As sunset approaches on this chilly, cloudy day in our nation’s capital city, I’m revisiting a listening to “The Wall” and remembering when it was first released. Full page ads graced the Arts and Entertainment section of the Sunday New York Times with the motto “Pink Floyd has been building up to this.” When I acquired my copy and began to listen to it, I remember my father asking how it was. He showed an interest in what I was listening to. I was all of 16 or 17 years old at the time.

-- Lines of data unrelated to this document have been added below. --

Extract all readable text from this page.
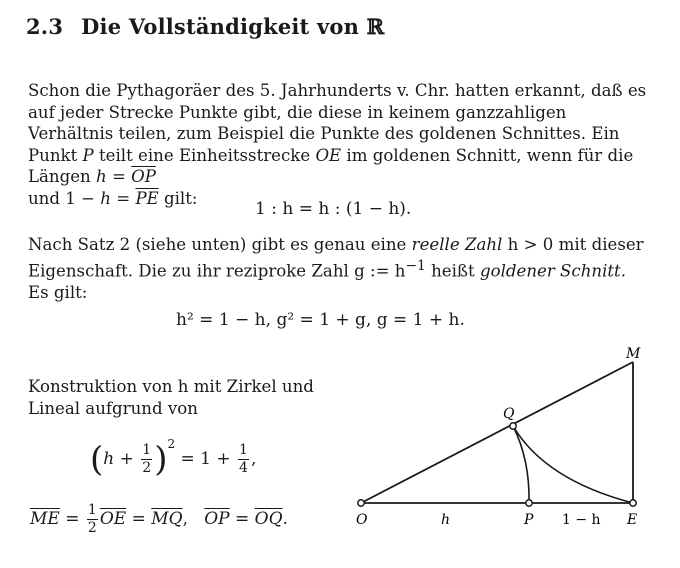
2.3 Die Vollständigkeit von ℝ
Schon die Pythagoräer des 5. Jahrhunderts v. Chr. hatten erkannt, daß es auf jeder Strecke Punkte gibt, die diese in keinem ganzzahligen Verhältnis teilen, zum Beispiel die Punkte des goldenen Schnittes. Ein Punkt P teilt eine Einheitsstrecke OE im goldenen Schnitt, wenn für die Längen $h = \overline{OP}$
und $1 - h = \overline{PE}$ gilt:
1 : h = h : (1 − h).
Nach Satz 2 (siehe unten) gibt es genau eine reelle Zahl h > 0 mit dieser Eigenschaft. Die zu ihr reziproke Zahl g := $h^{-1}$ heißt goldener Schnitt. Es gilt:
h² = 1 − h, g² = 1 + g, g = 1 + h.
Konstruktion von h mit Zirkel und Lineal aufgrund von
$(h + \frac{1}{2} )^2 = 1 + \frac{1}{4}$ ,
$\overline{ME} = \frac{1}{2} \overline{OE} = \overline{MQ}$, $\overline{OP} = \overline{OQ}$.	O	h	P 1 − h E
Q
M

The questions it asks are pertinent and reflected the teenage angst that I was experiencing at the time. My father’s father had died on August 13, 1979 and my grandmother would follow him in May 1980. Although stroke brought on by the dyes used to image her colon cancer, which was successfully treated surgically, was said to have been the cause of her death at the University of Virginia hospital, I think too she had lost the will to live without her husband still on this side of the veil.

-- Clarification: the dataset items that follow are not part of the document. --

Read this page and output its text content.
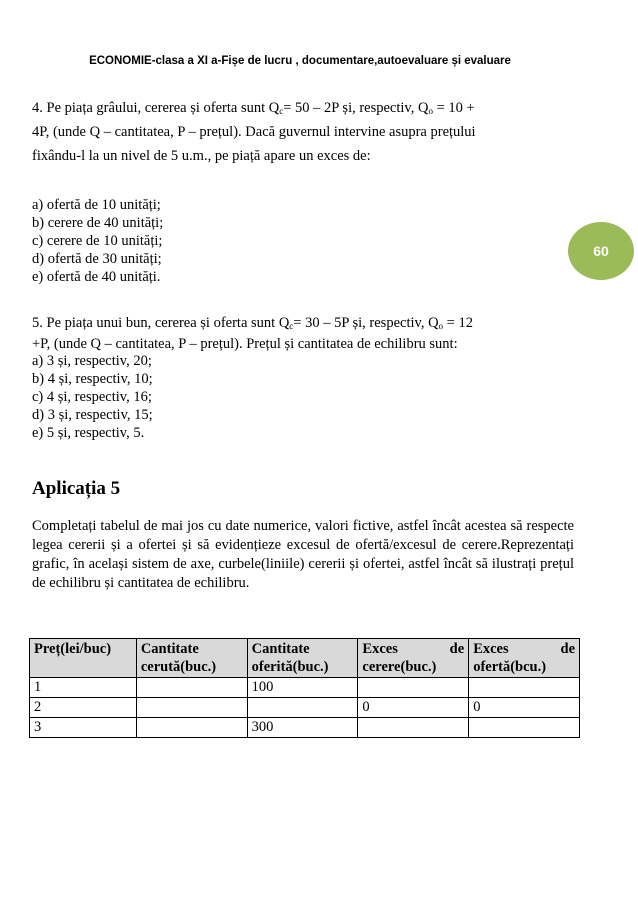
ECONOMIE-clasa a XI a-Fișe de lucru , documentare,autoevaluare și evaluare
60

4. Pe piața grâului, cererea și oferta sunt $Q_c= 50 - 2P$ și, respectiv, $Q_o = 10$ +
4P, (unde Q – cantitatea, P – prețul). Dacă guvernul intervine asupra prețului
fixându-l la un nivel de 5 u.m., pe piață apare un exces de:

a) ofertă de 10 unități;
b) cerere de 40 unități;
c) cerere de 10 unități;
d) ofertă de 30 unități;
e) ofertă de 40 unități.

5. Pe piața unui bun, cererea și oferta sunt $Q_c= 30 - 5P$ și, respectiv, $Q_o = 12$
+P, (unde Q – cantitatea, P – prețul). Prețul și cantitatea de echilibru sunt:

a) 3 și, respectiv, 20;
b) 4 și, respectiv, 10;
c) 4 și, respectiv, 16;
d) 3 și, respectiv, 15;
e) 5 și, respectiv, 5.
Aplicația 5

Completați tabelul de mai jos cu date numerice, valori fictive, astfel încât acestea să respecte legea cererii și a ofertei și să evidențieze excesul de ofertă/excesul de cerere.Reprezentați grafic, în același sistem de axe, curbele(liniile) cererii și ofertei, astfel încât să ilustrați prețul de echilibru și cantitatea de echilibru.

Preț(lei/buc)	Cantitate cerută(buc.)	Cantitate oferită(buc.)	Exces de cerere(buc.)	Exces de ofertă(bcu.)
1		100		
2			0	0
3		300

It’s now a full 45 years later and I’m listening to the questions being posed in the tune “Mother” - these tunes all became part of the fabric of my being even though this was not my favorite work. It clearly resonated with the general public and forms something of a backdrop to our history. I’m thinking now of the fall of the Berlin Wall.
That event, in 1989, just a decade later, took us all by surprise. A “New World Order” was expected in the coming years and, after a fashion, I suppose we got it. Initially it seemed that the world would become more friendly to us and that we would have a stint of peace and prosperity. That sense was quickly dashed, however, with the invasion of Kuwait that resulted in Gulf War I. Most of my generation who had entered the military would see service there. I’d watch from my perch in Williamsburg, Virginia where I was then working in the Conservation Department, soon to be merged with the Collections Department, which resulted in a change in the structure of my position. That’s a story for another time.

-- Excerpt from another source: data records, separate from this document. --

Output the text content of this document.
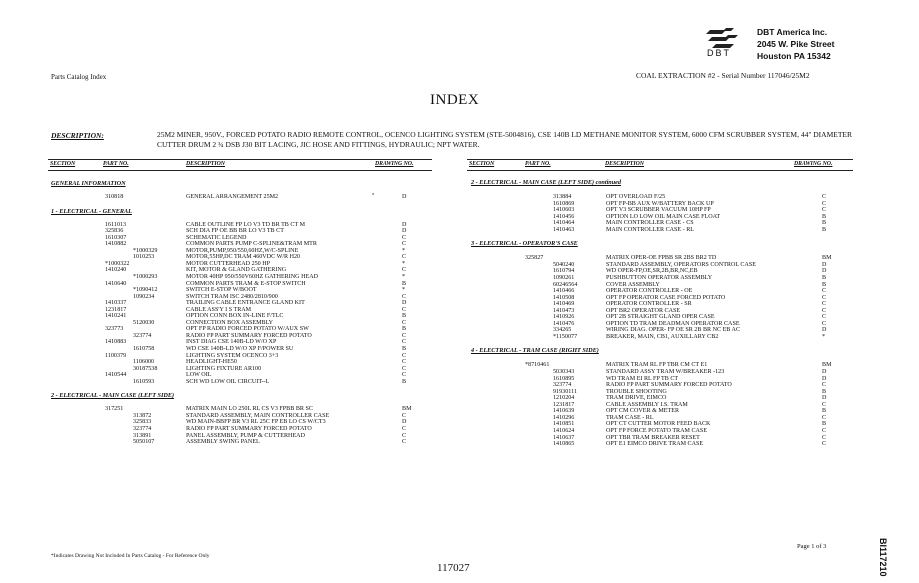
DBT
DBT America Inc.
2045 W. Pike Street
Houston PA 15342
Parts Catalog Index	COAL EXTRACTION #2 - Serial Number 117046/25M2
INDEX
DESCRIPTION:	25M2 MINER, 950V., FORCED POTATO RADIO REMOTE CONTROL, OCENCO LIGHTING SYSTEM (STE-5004816), CSE 140B LD METHANE MONITOR SYSTEM, 6000 CFM SCRUBBER SYSTEM, 44" DIAMETER CUTTER DRUM 2 ¾ DSB J30 BIT LACING, JIC HOSE AND FITTINGS, HYDRAULIC; NPT WATER.
SECTION	PART NO.	DESCRIPTION	DRAWING NO.	SECTION	PART NO.	DESCRIPTION	DRAWING NO.
GENERAL INFORMATION
310818	GENERAL ARRANGEMENT 25M2	D
1 - ELECTRICAL - GENERAL
1611013	CABLE OUTLINE FP LO V3 TD BR TB CT M	D
325836	SCH DIA FP OE BB BR LO V3 TB CT	D
1610307	SCHEMATIC LEGEND	C
1410882	COMMON PARTS PUMP C-SPLINE&TRAM MTR	C
*1000329	MOTOR,PUMP,950/550,60HZ,W/C-SPLINE	*
1010253	MOTOR,55HP,DC TRAM 460VDC W/R H20	C
*1000322	MOTOR CUTTERHEAD 250 HP	*
1410240	KIT, MOTOR & GLAND GATHERING	C
*1000293	MOTOR 40HP 950/550V60HZ GATHERING HEAD	*
1410640	COMMON PARTS TRAM & E-STOP SWITCH	B
*1090412	SWITCH E-STOP W/BOOT	*
1090234	SWITCH TRAM ISC 2480/2810/900	C
1410337	TRAILING CABLE ENTRANCE GLAND KIT	D
1231817	CABLE ASS'Y I S TRAM	C
1410241	OPTION CONN BOX IN-LINE F/TLC	B
5120030	CONNECTION BOX ASSEMBLY	C
323773	OPT FP RADIO FORCED POTATO W/AUX SW	B
323774	RADIO FP PART SUMMARY FORCED POTATO	C
1410883	INST DIAG CSE 140B-LD W/O XP	C
1610758	WD CSE 140B-LD W/O XP F/POWER SU	B
1100379	LIGHTING SYSTEM OCENCO 3+3	C
1106000	HEADLIGHT-HE50	C
30187538	LIGHTING FIXTURE AR100	C
1410544	LOW OIL	C
1610593	SCH WD LOW OIL CIRCUIT--L	B
2 - ELECTRICAL - MAIN CASE (LEFT SIDE)
317251	MATRIX MAIN LO 250L RL CS V3 FPBB BR SC	BM
313872	STANDARD ASSEMBLY, MAIN CONTROLLER CASE	C
325833	WD MAIN-BBFP BR V3 RL 25C FP EB LO CS W/CT3	D
323774	RADIO FP PART SUMMARY FORCED POTATO	C
313891	PANEL ASSEMBLY, PUMP & CUTTERHEAD	C
5050107	ASSEMBLY SWING PANEL	C
2 - ELECTRICAL - MAIN CASE (LEFT SIDE) continued
313884	OPT OVERLOAD F/25	C
1610869	OPT FP-BB AUX W/BATTERY BACK UP	C
1410603	OPT V3 SCRUBBER VACUUM 10HP FP	C
1410456	OPTION LO LOW OIL MAIN CASE FLOAT	B
1410464	MAIN CONTROLLER CASE - CS	B
1410463	MAIN CONTROLLER CASE - RL	B
3 - ELECTRICAL - OPERATOR'S CASE
325827	MATRIX OPER-OE FPBB SR 2BS BR2 TD	BM
5040240	STANDARD ASSEMBLY, OPERATORS CONTROL CASE	D
1610794	WD OPER-FP,OE,SR,2B,BR,NC,EB	D
1090261	PUSHBUTTON OPERATOR ASSEMBLY	B
60246564	COVER ASSEMBLY	B
1410466	OPERATOR CONTROLLER - OE	C
1410508	OPT FP OPERATOR CASE FORCED POTATO	C
1410469	OPERATOR CONTROLLER - SR	C
1410473	OPT BR2 OPERATOR CASE	C
1410926	OPT 2B STRAIGHT GLAND OPER CASE	C
1410476	OPTION TD TRAM DEADMAN OPERATOR CASE	C
334265	WIRING DIAG. OPER- FP OE SR 2B BR NC EB AC	D
*1150077	BREAKER, MAIN, CB1, AUXILLARY CB2	*
4 - ELECTRICAL - TRAM CASE (RIGHT SIDE)
*8710461	MATRIX TRAM RL FP TBR CM CT E1	BM
5030343	STANDARD ASSY TRAM W/BREAKER -123	D
1610895	WD TRAM EI RL FP TB CT	D
323774	RADIO FP PART SUMMARY FORCED POTATO	C
91930111	TROUBLE SHOOTING	B
1210204	TRAM DRIVE, EIMCO	D
1231817	CABLE ASSEMBLY I.S. TRAM	C
1410639	OPT CM COVER & METER	B
1410296	TRAM CASE - RL	C
1410851	OPT CT CUTTER MOTOR FEED BACK	B
1410624	OPT FP FORCE POTATO TRAM CASE	C
1410637	OPT TBR TRAM BREAKER RESET	C
1410865	OPT E1 EIMCO DRIVE TRAM CASE	C
°
*Indicates Drawing Not Included In Parts Catalog - For Reference Only
117027
Page 1 of 3	BI117210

So, I’m listening to “Goodbye, Blue Sky” which recounts the terror of being bombed. We’ve done a lot of that over the course of the first decades of the 21st century and continue to do it to different parts of the world. Can you imagine? I personally cannot.
“Empty Spaces” is playing now. “How should I complete the wall?” and we go into a swagger of “Dirty Woman” and isn’t that the solution that we all rush to as younger people? “Take this rock and roll refugee / Ooo Babe, Set me free!” and on it goes. So relatable, Pink Floyd was at the time. Technically proficient to exceptional in terms of the production and playing. David Gilmour’s metal-tinged solo really bringing the emotion of the tune - the craving - the obsession. It mirrored the experience of life.
Now we get that little bit of telephone operator banter. “Are you feeling OK?” and then a longing “Don’t Leave Me Now” which is an experience that many of us have had in the course of navigating relationships. Life, generally, is a long process of building up and tearing down - followed by the work in which I am now engaged. Stewarding the legacy of my late father is that work and it’s all here at the Harold B Gill Foundation, LLC. Ever onward is the only way any of us are going.
Pain in the spirit has been my lot for a while now. I’m working on working on the work but it is very slow right now. My energy is at a low ebb but I am hopeful that with the spring, the sap will rise. I’ve committed to getting the “pile” (as I call the files that need to be inventoried and sorted out from my father’s study) sorted out. More to come then on material to publish behind the “Harrowings” paywall.
All in all, it’s all just bricks in the wall.